В самом деле, из того, что внешний мир мы воспринимаем посредственно, конечно, нельзя выводить идею об отрицании внешнего мира и допустимо лишь мыслить, что мы не воспринимаем явлений внешнего мира так, как они есть на самом деле.
Что касается имманентного идеализма, то, держась точки зрения, что ощущения лежат вне нас и только зависят от мозга, он оставляет без ответа вопрос, как и чем установляется эта зависимость ощущений от мозга. Последнюю ведь нельзя представить без того, чтобы внешние объекты как-либо, т. е. прямо или косвенно, не воздействовали на мозг, а если дело сводится к воздействию на мозг внешних объектов, то это воздействие и есть тот или другой вид интроекции. Наконец, если ощущения лежат вне нас, то где же протекают другие продукты мысли? Ведь нельзя же представлять себе, что вся наша сложная мыслительная деятельность до философии включительно протекает не внутри нас, а вне нас и лишь зависит от нашего мозга. С другой стороны, отвергая гипотезу интроекции, это учение не считается вовсе с тем, что новейшей психофизикой доказано, что процессы восприятия требуют определенного времени, которое тратится на проведение впечатления в мозг и на развитие там сознательного ощущения; оно напротив того признает, что зависимость ощущений от мозга, или закон обратного действия, отличается от законов природы тем, что «не протекает с уловимой скоростью во времени и пространстве» (Циген). Наконец, это учение, имея дело только с ощущениями, не может говорить по существу не только о материи, но и об энергии, которая ведь также не дана в наших ощущениях, а вне их, а в таком случае это учение совершенно равносильно уничтожению внешнего мира.
Новейший материализм, как известно, главнейшей опорой своего учения выставляет тот факт, что психические явления всегда связаны с телесными процессами; но другие авторы справедливо возражают против этого, что в действительности психические явления ничуть не составляют следствия телесных явлений, иначе говоря, между процессами физическими, или материальными, и психическими, или духовными, ничуть нельзя уловить причинного отношения, подобного тому, которое может быть между двумя явлениями природы, из которых одно является причиной, а другое – его следствием.
Если встать на ходячую точку зрения материалистов, что психические процессы суть не что иное, как процессы молекулярного движения, то все вместе с этим нимало не подвигается сущность вопроса, так как, из физических, хотя бы и тончайших, молекулярных процессов нельзя вывести явлений сознания, не признав какое-либо элементарное психическое явление одним из свойств безжизненной материи, но одухотворение материи, приписывание ей духовных свойств перестает уже быть чисто материалистическим учением[7].
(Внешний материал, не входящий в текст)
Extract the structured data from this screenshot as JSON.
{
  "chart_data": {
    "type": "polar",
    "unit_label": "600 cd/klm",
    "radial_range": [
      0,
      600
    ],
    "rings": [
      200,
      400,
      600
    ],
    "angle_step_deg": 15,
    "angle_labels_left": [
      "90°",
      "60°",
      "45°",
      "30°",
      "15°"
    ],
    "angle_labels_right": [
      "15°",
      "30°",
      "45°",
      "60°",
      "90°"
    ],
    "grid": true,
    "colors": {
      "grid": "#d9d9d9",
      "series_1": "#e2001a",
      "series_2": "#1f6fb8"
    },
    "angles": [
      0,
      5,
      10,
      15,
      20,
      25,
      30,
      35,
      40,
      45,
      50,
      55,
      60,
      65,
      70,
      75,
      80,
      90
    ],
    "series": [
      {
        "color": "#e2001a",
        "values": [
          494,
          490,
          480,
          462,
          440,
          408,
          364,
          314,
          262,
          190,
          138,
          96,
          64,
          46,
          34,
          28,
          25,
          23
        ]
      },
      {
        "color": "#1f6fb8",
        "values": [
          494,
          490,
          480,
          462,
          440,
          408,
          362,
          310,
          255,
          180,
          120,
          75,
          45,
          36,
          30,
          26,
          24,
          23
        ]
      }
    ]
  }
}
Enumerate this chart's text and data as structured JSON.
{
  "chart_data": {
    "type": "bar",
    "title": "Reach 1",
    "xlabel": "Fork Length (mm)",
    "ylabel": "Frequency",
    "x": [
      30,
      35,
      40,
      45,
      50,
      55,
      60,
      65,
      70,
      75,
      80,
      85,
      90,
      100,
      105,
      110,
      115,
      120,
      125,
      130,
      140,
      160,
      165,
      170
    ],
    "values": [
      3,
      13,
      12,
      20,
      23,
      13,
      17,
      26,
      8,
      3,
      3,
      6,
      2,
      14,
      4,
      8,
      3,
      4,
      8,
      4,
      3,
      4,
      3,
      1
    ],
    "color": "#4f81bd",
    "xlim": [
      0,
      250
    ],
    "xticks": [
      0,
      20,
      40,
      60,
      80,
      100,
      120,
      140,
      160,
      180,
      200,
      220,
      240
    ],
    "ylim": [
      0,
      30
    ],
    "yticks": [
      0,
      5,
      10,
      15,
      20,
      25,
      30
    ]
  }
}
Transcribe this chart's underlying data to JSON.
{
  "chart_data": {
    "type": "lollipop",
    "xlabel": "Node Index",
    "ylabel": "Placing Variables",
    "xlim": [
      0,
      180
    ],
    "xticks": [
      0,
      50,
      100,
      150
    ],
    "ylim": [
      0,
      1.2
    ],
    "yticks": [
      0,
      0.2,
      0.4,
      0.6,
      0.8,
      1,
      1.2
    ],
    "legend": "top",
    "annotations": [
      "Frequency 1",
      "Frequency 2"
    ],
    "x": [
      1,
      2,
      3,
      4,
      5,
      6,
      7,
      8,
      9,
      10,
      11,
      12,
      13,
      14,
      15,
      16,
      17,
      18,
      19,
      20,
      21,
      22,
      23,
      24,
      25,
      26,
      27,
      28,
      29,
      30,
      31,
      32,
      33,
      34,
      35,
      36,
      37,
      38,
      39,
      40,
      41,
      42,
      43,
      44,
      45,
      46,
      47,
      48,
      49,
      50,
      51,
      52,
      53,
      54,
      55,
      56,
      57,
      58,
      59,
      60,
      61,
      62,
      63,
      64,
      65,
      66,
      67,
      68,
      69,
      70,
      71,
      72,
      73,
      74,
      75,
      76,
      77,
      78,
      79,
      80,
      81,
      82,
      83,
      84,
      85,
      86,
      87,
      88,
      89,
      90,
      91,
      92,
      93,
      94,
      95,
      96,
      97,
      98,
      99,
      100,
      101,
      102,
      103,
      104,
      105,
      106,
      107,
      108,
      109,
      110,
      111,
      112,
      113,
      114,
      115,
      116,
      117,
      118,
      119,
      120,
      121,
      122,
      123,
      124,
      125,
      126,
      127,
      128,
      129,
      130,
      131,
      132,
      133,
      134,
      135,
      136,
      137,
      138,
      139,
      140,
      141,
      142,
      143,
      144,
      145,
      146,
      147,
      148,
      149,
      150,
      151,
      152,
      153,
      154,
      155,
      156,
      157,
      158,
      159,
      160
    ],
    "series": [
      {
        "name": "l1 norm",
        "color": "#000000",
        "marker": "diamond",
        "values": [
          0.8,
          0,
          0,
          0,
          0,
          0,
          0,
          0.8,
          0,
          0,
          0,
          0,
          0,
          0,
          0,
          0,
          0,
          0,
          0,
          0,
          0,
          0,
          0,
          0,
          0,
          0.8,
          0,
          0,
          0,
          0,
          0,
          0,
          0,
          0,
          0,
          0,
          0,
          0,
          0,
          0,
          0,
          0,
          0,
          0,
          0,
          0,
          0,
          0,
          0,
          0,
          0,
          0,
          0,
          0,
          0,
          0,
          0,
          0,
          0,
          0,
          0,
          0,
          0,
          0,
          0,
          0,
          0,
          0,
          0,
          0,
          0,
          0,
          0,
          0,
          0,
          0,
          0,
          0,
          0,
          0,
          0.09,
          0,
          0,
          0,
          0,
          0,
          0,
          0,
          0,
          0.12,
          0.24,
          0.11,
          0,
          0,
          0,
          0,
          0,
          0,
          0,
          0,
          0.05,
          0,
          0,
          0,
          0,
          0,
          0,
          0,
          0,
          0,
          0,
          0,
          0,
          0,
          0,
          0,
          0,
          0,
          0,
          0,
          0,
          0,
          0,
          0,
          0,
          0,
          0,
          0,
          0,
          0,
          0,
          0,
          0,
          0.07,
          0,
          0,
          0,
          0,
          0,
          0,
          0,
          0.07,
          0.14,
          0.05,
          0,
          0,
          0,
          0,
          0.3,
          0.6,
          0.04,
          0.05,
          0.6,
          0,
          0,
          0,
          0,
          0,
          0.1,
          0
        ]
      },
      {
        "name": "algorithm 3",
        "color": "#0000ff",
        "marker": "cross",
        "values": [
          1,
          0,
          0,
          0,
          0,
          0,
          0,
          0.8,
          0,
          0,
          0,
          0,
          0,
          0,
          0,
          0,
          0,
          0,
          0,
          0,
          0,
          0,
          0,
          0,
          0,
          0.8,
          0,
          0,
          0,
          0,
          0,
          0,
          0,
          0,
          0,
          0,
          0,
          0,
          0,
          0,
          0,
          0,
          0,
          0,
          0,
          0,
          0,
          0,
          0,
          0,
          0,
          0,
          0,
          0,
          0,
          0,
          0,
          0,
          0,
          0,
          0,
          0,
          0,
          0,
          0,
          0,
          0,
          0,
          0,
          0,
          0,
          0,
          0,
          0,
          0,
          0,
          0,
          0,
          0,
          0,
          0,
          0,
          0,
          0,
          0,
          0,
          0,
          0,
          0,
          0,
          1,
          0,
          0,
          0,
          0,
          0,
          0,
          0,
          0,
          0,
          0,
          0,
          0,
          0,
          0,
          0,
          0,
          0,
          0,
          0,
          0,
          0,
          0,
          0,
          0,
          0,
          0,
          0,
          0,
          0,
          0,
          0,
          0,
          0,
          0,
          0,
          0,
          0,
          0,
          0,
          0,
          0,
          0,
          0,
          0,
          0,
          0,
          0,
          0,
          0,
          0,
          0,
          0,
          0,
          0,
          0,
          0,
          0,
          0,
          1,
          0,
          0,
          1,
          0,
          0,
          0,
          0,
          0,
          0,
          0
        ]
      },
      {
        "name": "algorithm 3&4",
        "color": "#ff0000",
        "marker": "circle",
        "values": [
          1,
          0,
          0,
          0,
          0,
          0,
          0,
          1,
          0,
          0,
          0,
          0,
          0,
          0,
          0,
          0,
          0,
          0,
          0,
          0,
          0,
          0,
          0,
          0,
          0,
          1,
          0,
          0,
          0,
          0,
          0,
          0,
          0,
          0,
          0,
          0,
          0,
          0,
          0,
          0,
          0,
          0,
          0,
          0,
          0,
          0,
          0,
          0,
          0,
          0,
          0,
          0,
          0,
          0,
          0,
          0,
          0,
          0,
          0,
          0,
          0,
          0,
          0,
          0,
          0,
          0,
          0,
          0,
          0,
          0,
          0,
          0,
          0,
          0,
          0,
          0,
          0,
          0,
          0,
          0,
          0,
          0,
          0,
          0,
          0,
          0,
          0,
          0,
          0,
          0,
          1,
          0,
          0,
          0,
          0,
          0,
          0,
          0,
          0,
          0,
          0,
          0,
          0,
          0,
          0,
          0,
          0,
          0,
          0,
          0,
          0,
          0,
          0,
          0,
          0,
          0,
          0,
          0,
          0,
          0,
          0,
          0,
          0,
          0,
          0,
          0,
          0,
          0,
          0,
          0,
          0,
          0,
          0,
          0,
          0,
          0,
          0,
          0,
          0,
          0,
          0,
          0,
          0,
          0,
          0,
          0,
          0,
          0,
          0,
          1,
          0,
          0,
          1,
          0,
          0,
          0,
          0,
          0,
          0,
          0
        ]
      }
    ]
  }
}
С другой стороны, тот отпрыск материализма, который, производя психическое из материального, признает первое простым эпифеноменом второго, наталкивается на то непреодолимое затруднение, что вынужден допускать в психическом совершенно излишнюю, ненужную вещь. А между тем то же материалистическое воззрение своим краеугольным камнем ставит то положение, что в животной организации изначала совершенно лишних и ненужных вещей вообще не существует. Если и допускается существование лишних органов, то не иначе как в зачаточной форме и притом в форме пережитка прошлых периодов существования, когда эти органы были и нужны, и полезны. Следовательно, с принятием психического, как эпифеномена физического, приходилось бы для одного психического создавать нечто совершенно исключительное, противоречащее всему, что мы знаем о развитии организмов по закону эволюции.
Многие думают, что учение Спинозы о слитности духа и материи в одной высшей сущности, или субстанции, имеет преимущество перед другими воззрениями, но это большое заблуждение.
Прежде всего, принимаемая этим учением высшая субстанция, одновременными проявлениями которой являются как внутренний, так и внешний мир, для нас остается совершенно неизвестной. Не есть ли эта высшая сущность, соединяющая дух и материю воедино, то же чудо, производящее предустановленную гармонию, которая, как мы знаем, понадобилась для развития учения Декарта. Во всяком случае гипотеза эта признает без достаточного основания совершенно недоступное нашему познанию и к тому же ставит нас в тупик перед вопросом, как убедиться в существовании психического, или духовного, элемента в неорганической материи и в чем, собственно, заключается здесь его роль? Не будучи спиритом, конечно, никто не в состоянии ответить на этот вопрос каким-либо образом. То же самое следует сказать и по поводу Геккелевской гипотезы, которая, кроме того, не принимает во внимание других психических процессов, кроме памяти.
7
По поводу этих более чем странных увлечений материализма известный профессор Гризингер в благородном негодовании совершенно справедливо воскликнул: «Что можно сказать о прошлом и поверхностном материализме, отрицающем самые общие и драгоценные факты человеческого сознания потому, что их нельзя ощущать в мозгу руками?» Гризингер В. Душевные болезни. Рус. пер. Ф. Овсяникова. СПб., 1875. С. 6.